Background: Patients with attention-deficit/hyperactivity disorder (ADHD) show episodic memory deficits especially in complex memory tasks. We investigated the neural correlates of memory formation in ADHD and their modulation by stimulus salience.
Methods: We recorded event-related functional magnetic resonance imaging during an episodic memory paradigm with neutral and emotional pictures in 12 male ADHD subjects and 12 healthy adolescents.
Results: Emotional salience did significantly augment memory performance in ADHD patients. Successful encoding of neutral pictures was associated with activation of the anterior cingulate cortex (ACC) in healthy adolescents but with activation of the superior parietal lobe (SPL) and precuneus in ADHD patients. Successful encoding of emotional pictures was associated with prefrontal and inferior temporal cortex activation in both groups. Healthy adolescents, moreover, showed deactivation in the inferior parietal lobe.
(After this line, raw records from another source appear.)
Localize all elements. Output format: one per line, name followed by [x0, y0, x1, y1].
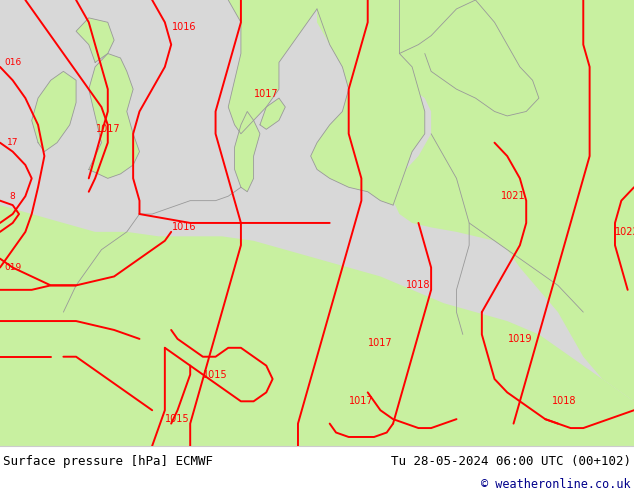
Polygon shape [89, 53, 139, 178]
Text: 17: 17 [7, 138, 18, 147]
Polygon shape [425, 0, 539, 116]
Text: © weatheronline.co.uk: © weatheronline.co.uk [481, 478, 631, 490]
Polygon shape [228, 0, 317, 134]
Text: 016: 016 [4, 58, 22, 67]
Text: 1016: 1016 [172, 22, 196, 32]
Text: 1017: 1017 [254, 89, 278, 98]
Polygon shape [32, 72, 76, 151]
Text: 8: 8 [10, 192, 16, 201]
Text: 1015: 1015 [165, 414, 190, 424]
Text: 1019: 1019 [508, 334, 532, 344]
Text: 1021: 1021 [501, 191, 526, 201]
Text: 1022: 1022 [615, 227, 634, 237]
Polygon shape [0, 205, 634, 446]
Polygon shape [393, 0, 634, 401]
Polygon shape [235, 112, 260, 192]
Text: 1017: 1017 [368, 338, 392, 348]
Text: 1018: 1018 [406, 280, 430, 291]
Text: 1017: 1017 [96, 124, 120, 134]
Polygon shape [399, 0, 634, 98]
Text: Tu 28-05-2024 06:00 UTC (00+102): Tu 28-05-2024 06:00 UTC (00+102) [391, 455, 631, 468]
Text: 1016: 1016 [172, 222, 196, 232]
Text: Surface pressure [hPa] ECMWF: Surface pressure [hPa] ECMWF [3, 455, 213, 468]
Text: 019: 019 [4, 263, 22, 272]
Polygon shape [76, 18, 114, 62]
Text: 1018: 1018 [552, 396, 576, 406]
Text: 1017: 1017 [349, 396, 373, 406]
Polygon shape [260, 98, 285, 129]
Polygon shape [311, 0, 425, 205]
Text: 1015: 1015 [204, 369, 228, 380]
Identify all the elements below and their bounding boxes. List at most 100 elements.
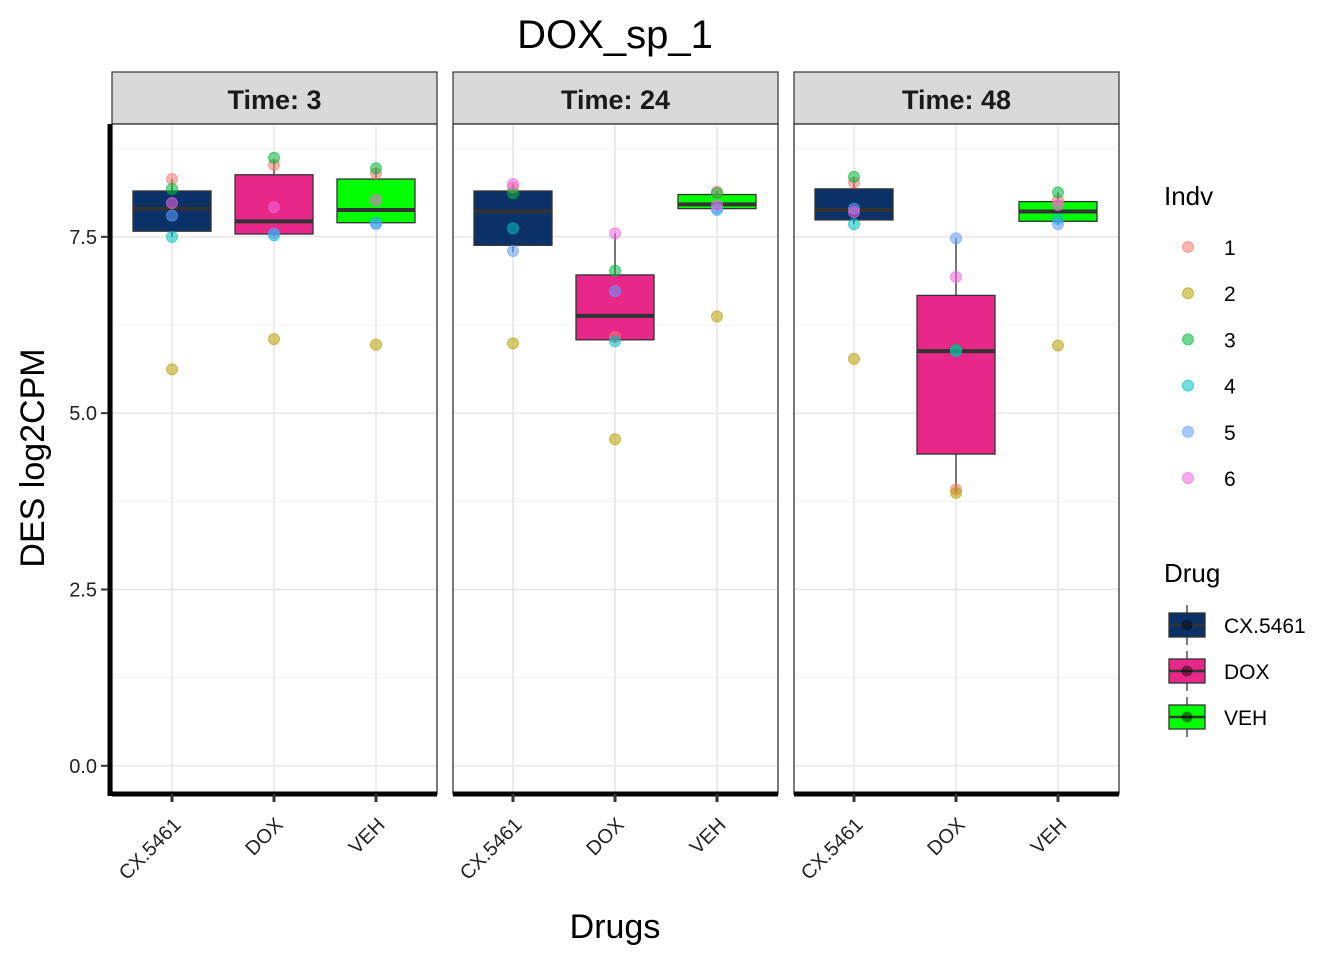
x-tick-label: DOX	[582, 814, 628, 860]
box-body	[575, 274, 655, 341]
chart-title: DOX_sp_1	[517, 13, 713, 57]
legend-indv-label: 3	[1224, 329, 1236, 352]
legend-indv-key	[1182, 287, 1194, 300]
legend-drug-label: CX.5461	[1224, 615, 1306, 638]
data-point	[166, 363, 178, 376]
data-point	[166, 196, 178, 209]
legend-indv-key	[1182, 472, 1194, 484]
data-point	[711, 310, 723, 323]
legend-indv-key	[1182, 425, 1194, 438]
data-point	[609, 285, 621, 298]
data-point	[507, 337, 519, 350]
data-point	[507, 222, 519, 235]
legend-indv-label: 5	[1224, 422, 1236, 445]
x-tick-label: VEH	[686, 814, 731, 859]
data-point	[166, 230, 178, 243]
facet-panels: Time: 3 CX.5461 DOX VEH Time: 24 CX.5461 DOX VE…	[111, 71, 1120, 885]
box-body	[473, 190, 553, 246]
facet-panel: Time: 24 CX.5461 DOX VEH	[452, 71, 779, 885]
data-point	[950, 271, 962, 284]
x-tick-label: VEH	[345, 814, 390, 859]
data-point	[370, 218, 382, 231]
data-point	[950, 232, 962, 245]
data-point	[1052, 199, 1064, 212]
data-point	[166, 173, 178, 186]
data-point	[609, 335, 621, 348]
legend-indv-label: 6	[1224, 468, 1236, 491]
data-point	[609, 264, 621, 277]
data-point	[1052, 218, 1064, 231]
box-veh	[677, 185, 757, 323]
box-cx5461	[132, 173, 212, 376]
data-point	[268, 333, 280, 346]
facet-strip	[111, 71, 438, 125]
legend-drug-label: VEH	[1224, 707, 1267, 730]
box-veh	[1018, 186, 1098, 352]
legend-drug: Drug CX.5461 DOX VEH	[1164, 558, 1306, 737]
legend-indv-title: Indv	[1164, 181, 1213, 211]
legend-drug-label: DOX	[1224, 661, 1270, 684]
data-point	[268, 227, 280, 240]
legend-drug-dot	[1181, 619, 1193, 631]
x-axis-title: Drugs	[570, 908, 661, 946]
facet-panel: Time: 48 CX.5461 DOX VEH	[793, 71, 1120, 885]
box-body	[916, 294, 996, 455]
y-tick-label: 7.5	[69, 227, 97, 249]
legend-indv-key	[1182, 379, 1194, 392]
y-axis: 0.0 2.5 5.0 7.5	[69, 124, 113, 796]
data-point	[268, 151, 280, 164]
facet-strip	[452, 71, 779, 125]
y-tick-label: 0.0	[69, 756, 97, 778]
x-tick-label: VEH	[1027, 814, 1072, 859]
y-tick-label: 2.5	[69, 579, 97, 601]
x-tick-label: CX.5461	[115, 814, 186, 885]
legend-indv: Indv 1 2 3 4 5 6	[1164, 181, 1236, 491]
y-axis-title: DES log2CPM	[14, 348, 52, 567]
data-point	[166, 209, 178, 222]
data-point	[848, 206, 860, 219]
x-tick-label: CX.5461	[797, 814, 868, 885]
box-veh	[336, 162, 416, 351]
data-point	[1052, 339, 1064, 352]
data-point	[711, 187, 723, 200]
box-cx5461	[473, 177, 553, 350]
y-tick-label: 5.0	[69, 403, 97, 425]
data-point	[848, 218, 860, 231]
data-point	[609, 227, 621, 240]
data-point	[950, 486, 962, 499]
data-point	[507, 244, 519, 257]
facet-strip-label: Time: 48	[902, 85, 1011, 115]
data-point	[370, 194, 382, 207]
x-tick-label: CX.5461	[456, 814, 527, 885]
data-point	[166, 182, 178, 195]
facet-panel: Time: 3 CX.5461 DOX VEH	[111, 71, 438, 885]
legend-drug-dot	[1181, 711, 1193, 723]
legend-indv-key	[1182, 241, 1194, 253]
data-point	[1052, 186, 1064, 199]
data-point	[609, 433, 621, 446]
data-point	[950, 345, 962, 358]
data-point	[848, 352, 860, 365]
x-tick-label: DOX	[923, 814, 969, 860]
legend-indv-label: 2	[1224, 283, 1236, 306]
box-dox	[575, 227, 655, 446]
x-tick-label: DOX	[241, 814, 287, 860]
legend-indv-key	[1182, 333, 1194, 346]
legend-indv-label: 4	[1224, 376, 1236, 399]
facet-strip-label: Time: 3	[227, 85, 321, 115]
data-point	[711, 199, 723, 212]
data-point	[370, 338, 382, 351]
data-point	[507, 177, 519, 190]
box-cx5461	[814, 170, 894, 365]
box-dox	[234, 151, 314, 346]
legend-drug-title: Drug	[1164, 558, 1220, 588]
data-point	[848, 170, 860, 183]
legend-indv-label: 1	[1224, 237, 1236, 260]
data-point	[370, 162, 382, 175]
facet-strip-label: Time: 24	[561, 85, 670, 115]
legend-drug-dot	[1181, 665, 1193, 677]
box-dox	[916, 232, 996, 499]
facet-strip	[793, 71, 1120, 125]
data-point	[268, 201, 280, 214]
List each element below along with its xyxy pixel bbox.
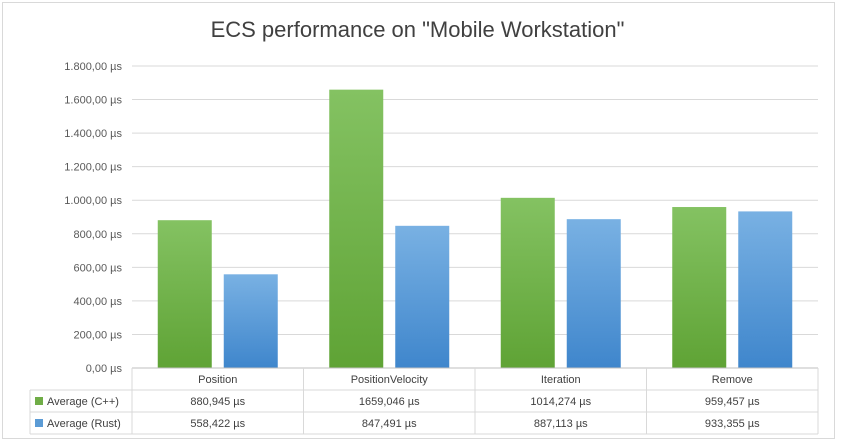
y-tick-label: 1.000,00 µs <box>64 195 122 207</box>
bar <box>157 220 212 368</box>
data-label: 959,457 µs <box>705 396 760 408</box>
bar <box>329 89 384 368</box>
y-tick-label: 600,00 µs <box>73 262 122 274</box>
legend-key <box>35 419 43 427</box>
x-category-label: Remove <box>712 374 753 386</box>
legend-entry: Average (Rust) <box>47 418 121 430</box>
bar <box>672 207 727 368</box>
legend-key <box>35 397 43 405</box>
y-tick-label: 200,00 µs <box>73 329 122 341</box>
x-category-label: Iteration <box>541 374 581 386</box>
data-label: 933,355 µs <box>705 418 760 430</box>
data-label: 847,491 µs <box>362 418 417 430</box>
data-label: 1014,274 µs <box>530 396 591 408</box>
bar <box>738 211 793 368</box>
y-tick-label: 0,00 µs <box>86 363 123 375</box>
x-category-label: Position <box>198 374 237 386</box>
y-tick-label: 400,00 µs <box>73 296 122 308</box>
y-tick-label: 1.400,00 µs <box>64 128 122 140</box>
bar <box>223 274 278 368</box>
legend-entry: Average (C++) <box>47 396 119 408</box>
y-tick-label: 800,00 µs <box>73 229 122 241</box>
y-tick-label: 1.600,00 µs <box>64 95 122 107</box>
data-label: 1659,046 µs <box>359 396 420 408</box>
data-label: 558,422 µs <box>190 418 245 430</box>
y-tick-label: 1.200,00 µs <box>64 162 122 174</box>
bar <box>566 219 621 368</box>
bar <box>395 225 450 368</box>
data-label: 887,113 µs <box>534 418 588 430</box>
bar <box>500 197 555 368</box>
y-tick-label: 1.800,00 µs <box>64 61 122 73</box>
data-label: 880,945 µs <box>190 396 245 408</box>
x-category-label: PositionVelocity <box>351 374 429 386</box>
chart-title: ECS performance on "Mobile Workstation" <box>210 17 625 42</box>
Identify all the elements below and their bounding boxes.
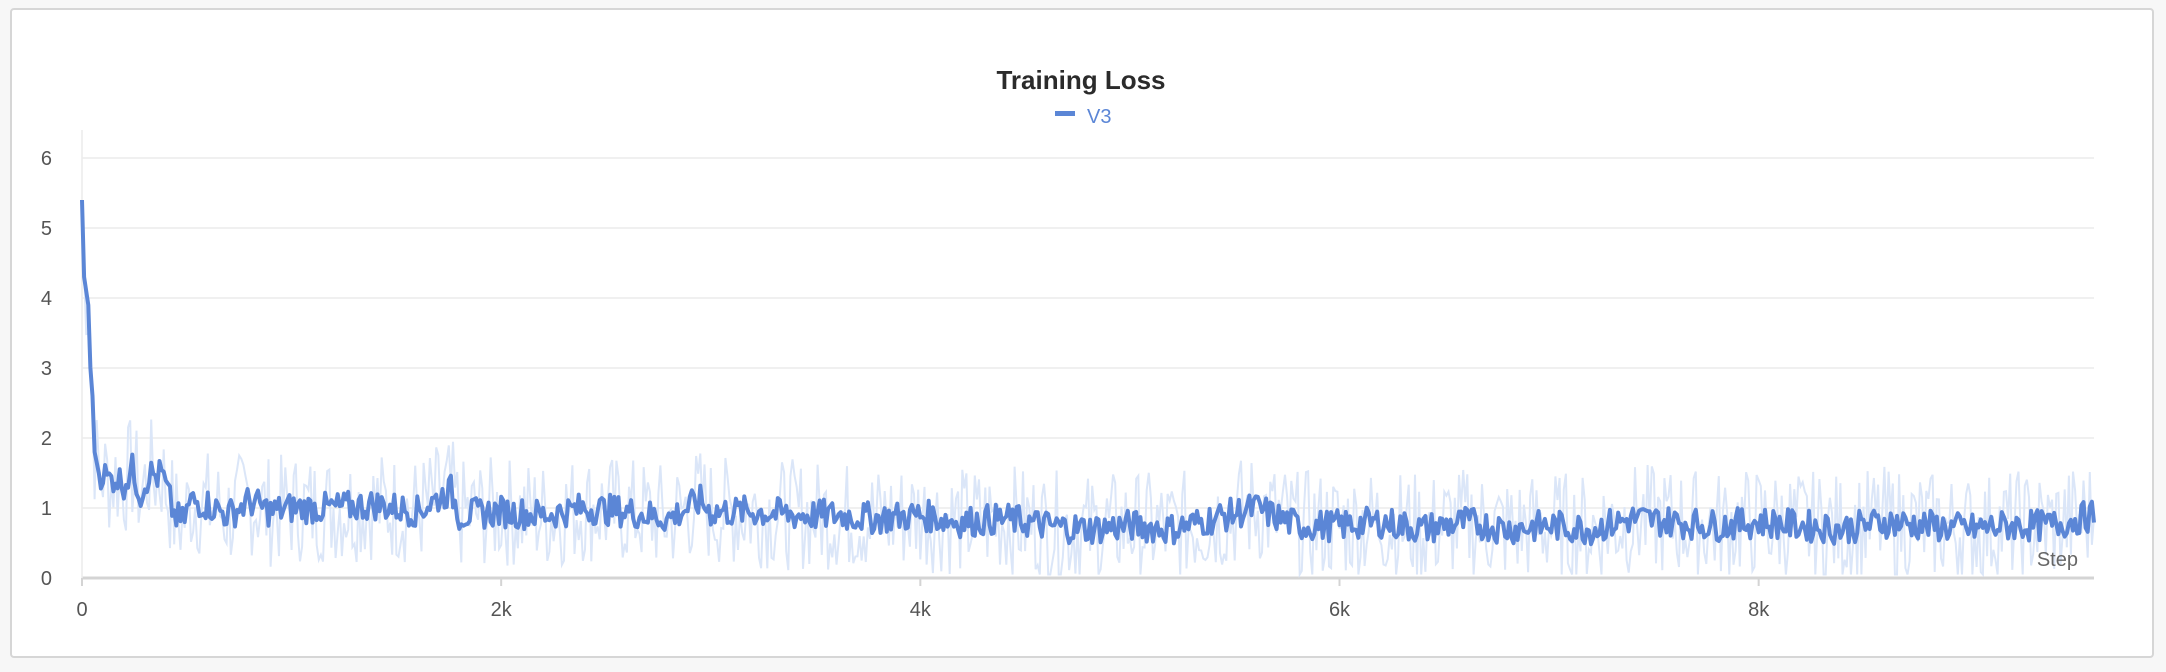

Conclusions: From a pathophysiological point of view, the most striking functional differences between healthy adolescents and ADHD patients were in the ACC and SPL. We suggest that increased SPL activation in ADHD reflected attentional compensation for low ACC activation during the encoding of neutral pictures. The higher salience of emotional stimuli, in contrast, regulated the interplay between ACC and SPL in conjunction with improving memory to the level of healthy adolescents.